SEATTLE -- Chinese police have busted up two criminal organizations and seized pirated software worth half a billion dollars, the culmination of two years of work with the FBI, officials from both countries said Tuesday.
The gangs pirated Microsoft Corp. and Symantec Corp. software and sold it around the world, including in the United States, said Gao Feng, an official with China's Ministry of Public Security.
In a news conference from the southern Chinese city of Shenzhen, Gao said police arrested 25 people and seized property worth about $8 million (euro5.8 million). Chinese police also confiscated counterfeit software with an estimated retail value of $500 million (euro361.5 million), according to an FBI statement.
Gao said Chinese police discovered in 2005 that the Chinese gangs were colluding with suspects in the United States and notified the FBI's Beijing office.
The Business Software Alliance, a trade group that tracks piracy, said in a statement Tuesday that software counterfeiting in China has dropped in recent years.

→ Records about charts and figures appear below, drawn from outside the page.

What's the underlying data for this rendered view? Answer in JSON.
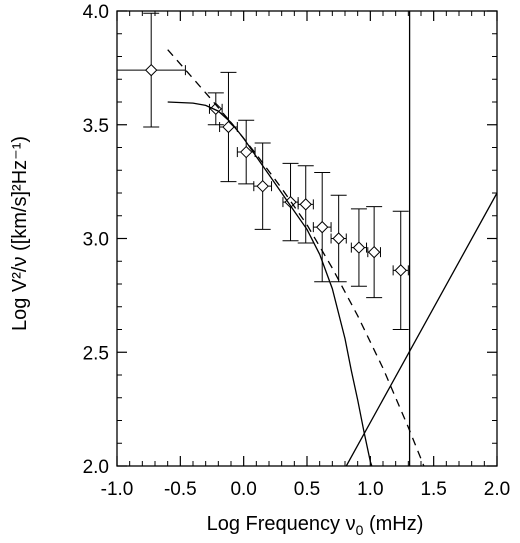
{
  "chart_data": {
    "type": "scatter",
    "title": "",
    "xlabel": "Log Frequency ν",
    "xlabel_sub": "0",
    "xlabel_unit": " (mHz)",
    "ylabel": "Log V²/ν  ([km/s]²Hz⁻¹)",
    "xlim": [
      -1.0,
      2.0
    ],
    "ylim": [
      2.0,
      4.0
    ],
    "x_ticks": [
      -1.0,
      -0.5,
      0.0,
      0.5,
      1.0,
      1.5,
      2.0
    ],
    "x_tick_labels": [
      "-1.0",
      "-0.5",
      "0.0",
      "0.5",
      "1.0",
      "1.5",
      "2.0"
    ],
    "y_ticks": [
      2.0,
      2.5,
      3.0,
      3.5,
      4.0
    ],
    "y_tick_labels": [
      "2.0",
      "2.5",
      "3.0",
      "3.5",
      "4.0"
    ],
    "grid": false,
    "legend": "none",
    "series": [
      {
        "kind": "points_with_errorbars",
        "marker": "diamond",
        "points": [
          {
            "x": -0.73,
            "y": 3.74,
            "xerr": 0.27,
            "yerr": 0.25
          },
          {
            "x": -0.22,
            "y": 3.57,
            "xerr": 0.05,
            "yerr": 0.07
          },
          {
            "x": -0.12,
            "y": 3.49,
            "xerr": 0.07,
            "yerr": 0.24
          },
          {
            "x": 0.02,
            "y": 3.38,
            "xerr": 0.07,
            "yerr": 0.14
          },
          {
            "x": 0.15,
            "y": 3.23,
            "xerr": 0.07,
            "yerr": 0.19
          },
          {
            "x": 0.37,
            "y": 3.16,
            "xerr": 0.06,
            "yerr": 0.17
          },
          {
            "x": 0.49,
            "y": 3.15,
            "xerr": 0.06,
            "yerr": 0.17
          },
          {
            "x": 0.62,
            "y": 3.05,
            "xerr": 0.07,
            "yerr": 0.24
          },
          {
            "x": 0.75,
            "y": 3.0,
            "xerr": 0.06,
            "yerr": 0.19
          },
          {
            "x": 0.91,
            "y": 2.96,
            "xerr": 0.06,
            "yerr": 0.17
          },
          {
            "x": 1.03,
            "y": 2.94,
            "xerr": 0.05,
            "yerr": 0.2
          },
          {
            "x": 1.24,
            "y": 2.86,
            "xerr": 0.06,
            "yerr": 0.26
          }
        ]
      },
      {
        "kind": "line",
        "style": "dashed",
        "x": [
          -0.6,
          -0.3,
          -0.1,
          0.1,
          0.3,
          0.5,
          0.7,
          0.9,
          1.1,
          1.3,
          1.43
        ],
        "y": [
          3.83,
          3.64,
          3.51,
          3.37,
          3.22,
          3.06,
          2.87,
          2.66,
          2.43,
          2.17,
          1.99
        ]
      },
      {
        "kind": "line",
        "style": "solid",
        "x": [
          -0.6,
          -0.4,
          -0.3,
          -0.2,
          -0.1,
          0.0,
          0.1,
          0.2,
          0.3,
          0.4,
          0.5,
          0.6,
          0.7,
          0.8,
          0.85,
          0.9,
          0.95,
          1.0,
          1.03
        ],
        "y": [
          3.6,
          3.595,
          3.585,
          3.56,
          3.51,
          3.44,
          3.36,
          3.28,
          3.2,
          3.12,
          3.04,
          2.93,
          2.78,
          2.56,
          2.42,
          2.29,
          2.15,
          2.02,
          1.97
        ]
      },
      {
        "kind": "line",
        "style": "solid",
        "x": [
          0.81,
          2.0
        ],
        "y": [
          2.0,
          3.2
        ]
      },
      {
        "kind": "vline",
        "style": "solid",
        "x": 1.31
      }
    ]
  }
}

But the group claims that global piracy took a $40 billion (euro28.9 billion) bite out of worldwide software revenue in 2006.
According to the FBI, Chinese police arrested Ma Kepei and 10 others in Shanghai. Ma was indicted in 2003 in a New York court for making and distributing counterfeit Microsoft programs, but fled to China - where he is now accused of making fake Symantec security software.
In Shenzhen, a boomtown just over the border from Hong Kong, 14 people were arrested for making fake Microsoft programs, including Windows Vista and Office 2007. Six manufacturing and retail facilities were shut down, the FBI said.
"The majority of Chinese-based distributors advertised their products aggressively and recruited distributors via the Internet," the bureau said. Suspects were in custody and have been charged with copyright violations.
In related actions in Los Angeles, FBI agents seized about $2 million (euro1.45 million) in counterfeit software from the Chinese groups.
Bonnie MacNaughton, a senior attorney on Microsoft's worldwide anti-piracy team, said the Shenzhen group was the "largest criminal syndicate in Microsoft's history," responsible for an estimated $2 billion (euro1.45 billion) in fake software sales.
"We believe that these arrests and the seizures associated with them will have significant impact on the distribution of high-quality counterfeit software," MacNaughton said in a phone interview.
Microsoft provided investigators with information gathered from customers and partners. The company's 2-year-old Windows Genuine Advantage program, which scans computers for counterfeit programs, has substantially increased the number of piracy leads, MacNaughton said.